Жюльен Грак - Побережье Сирта
Очень тяжелая и очень мрачная музыка, плохое освещение и дурманящие ароматы выбивали меня из колеи. Мне показалось, что я медленно прихожу в себя, словно после падения в открытый люк, и что мои органы чувств начинают функционировать не сразу, а один за другим: сначала меня куда-то влечет одна лишь нить колдовской мелодии, а потом я расширяюсь до предела, наполняясь будоражащими ароматами. Постепенно я привыкал к сумраку, и снова меня поразили и вольные позы, и жесты пар, привлеченных сюда, как можно было предположить, надеждой на относительное уединение. Утонченная, таящая в себе какой-то вызов атмосфера, скрытый чувственный магнетизм давали о себе знать то тут, то там, обнаруживали себя то в линии слишком покорно склоненного затылка, то в слишком тяжелом взгляде, то в набухшем глянце приоткрытого в полутьме рта.
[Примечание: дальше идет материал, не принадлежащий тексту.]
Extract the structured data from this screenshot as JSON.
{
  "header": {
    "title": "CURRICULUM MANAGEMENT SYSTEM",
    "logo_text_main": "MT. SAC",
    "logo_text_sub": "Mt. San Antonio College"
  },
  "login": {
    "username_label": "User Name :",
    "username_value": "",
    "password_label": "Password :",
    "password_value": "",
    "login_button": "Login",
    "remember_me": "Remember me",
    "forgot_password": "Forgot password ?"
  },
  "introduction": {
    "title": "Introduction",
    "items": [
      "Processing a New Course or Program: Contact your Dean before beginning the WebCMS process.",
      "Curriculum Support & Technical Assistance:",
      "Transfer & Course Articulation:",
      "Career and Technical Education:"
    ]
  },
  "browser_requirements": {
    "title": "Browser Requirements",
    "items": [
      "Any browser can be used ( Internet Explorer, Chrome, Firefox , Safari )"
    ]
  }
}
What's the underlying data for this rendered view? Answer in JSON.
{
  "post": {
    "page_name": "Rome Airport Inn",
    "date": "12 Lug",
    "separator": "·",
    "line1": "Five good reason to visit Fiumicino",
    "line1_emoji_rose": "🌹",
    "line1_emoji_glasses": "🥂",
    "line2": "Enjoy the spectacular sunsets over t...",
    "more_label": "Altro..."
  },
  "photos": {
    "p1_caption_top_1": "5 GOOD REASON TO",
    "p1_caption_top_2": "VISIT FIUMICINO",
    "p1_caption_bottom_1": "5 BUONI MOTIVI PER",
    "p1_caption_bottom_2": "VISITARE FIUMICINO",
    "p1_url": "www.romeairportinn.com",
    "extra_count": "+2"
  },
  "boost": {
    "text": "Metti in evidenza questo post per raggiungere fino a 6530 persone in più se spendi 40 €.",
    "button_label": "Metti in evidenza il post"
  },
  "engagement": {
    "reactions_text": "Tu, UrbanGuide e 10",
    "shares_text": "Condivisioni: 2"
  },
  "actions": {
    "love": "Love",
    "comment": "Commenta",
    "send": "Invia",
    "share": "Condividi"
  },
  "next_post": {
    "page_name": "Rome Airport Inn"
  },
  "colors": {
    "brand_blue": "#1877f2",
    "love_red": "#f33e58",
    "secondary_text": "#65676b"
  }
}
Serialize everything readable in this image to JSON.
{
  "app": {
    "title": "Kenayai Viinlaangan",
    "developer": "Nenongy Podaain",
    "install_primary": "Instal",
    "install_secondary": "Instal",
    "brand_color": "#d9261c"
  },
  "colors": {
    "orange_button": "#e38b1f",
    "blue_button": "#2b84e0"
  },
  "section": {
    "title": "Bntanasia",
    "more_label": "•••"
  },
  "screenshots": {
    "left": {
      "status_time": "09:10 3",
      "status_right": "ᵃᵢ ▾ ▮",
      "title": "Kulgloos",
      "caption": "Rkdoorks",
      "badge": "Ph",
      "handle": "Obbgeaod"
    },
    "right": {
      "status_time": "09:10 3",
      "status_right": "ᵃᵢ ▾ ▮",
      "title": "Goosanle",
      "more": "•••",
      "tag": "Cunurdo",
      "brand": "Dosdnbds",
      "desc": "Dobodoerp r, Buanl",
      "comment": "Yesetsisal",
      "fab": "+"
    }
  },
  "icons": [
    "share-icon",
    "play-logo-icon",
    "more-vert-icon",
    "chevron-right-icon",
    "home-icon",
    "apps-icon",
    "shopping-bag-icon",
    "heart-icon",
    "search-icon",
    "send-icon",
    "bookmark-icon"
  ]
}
Повсюду пробуждались, намечались едва-едва заметные движения, некоторые из них обретали заметно более четкое выражение, чем другие, но при этом казалось, что идут они из глубины сна и напоминают жесты спящего. Однако посреди этого бодрствования морского грота я вдруг отчетливо, как дыхание на затылке, почувствовал некое присутствие, более тревожное и более близкое. Я быстро осмотрелся. У меня возникло такое ощущение, словно я ткнулся носом в закрытую дверь: рядом со мной, едва не касаясь меня, находилось обращенное в мою сторону молодое женское лицо. И по той откровенной, царственно равнодушной к скандалу жадности, с какой ее глаза овладели моими глазами, я понял, что отвернуться я уже не смогу.
В этих смотрящих на меня зрачках было нечто такое, что всплывает из самых потаенных, из самых ночных глубин. Эти глаза не моргали, не сверкали, даже не смотрели — их глянцевая влажность напоминала не взгляд, а скорее створку широко раскрытой в ночи ракушки, — они просто пребывали в открытом состоянии, держались на странной, белой лунной скале, обрамленной завитками из водорослей. Эти бездны спокойствия посреди похожих на полегшие хлеба разметанных во все стороны волос словно раскрывались навстречу звездному небу. Губы тоже жили, двигались и, как от нажатия пальцем, как бы втягиваясь вовнутрь — маленький, голый, шевелящийся, как медуза, кратер. Внезапно стало очень холодно. И вокруг этой головы медузы какими-то порывистыми движениями колыхалось нечто причудливое, словно кто-то перебирал одно за другим перепутанные кольца змеи. Голова покоилась в углублении плеча, скрытого темной тканью. Две руки служили ей пелериной, оцепеневшим и одновременно трепещущим от удовольствия ожерельем и черпали, как в наполненном корыте, в глубине своего корсажа. Все это под огромным давлением поднималось из глубин на поверхность, поднималось к своему собственному небу безмятежности, как полная луна сквозь листву.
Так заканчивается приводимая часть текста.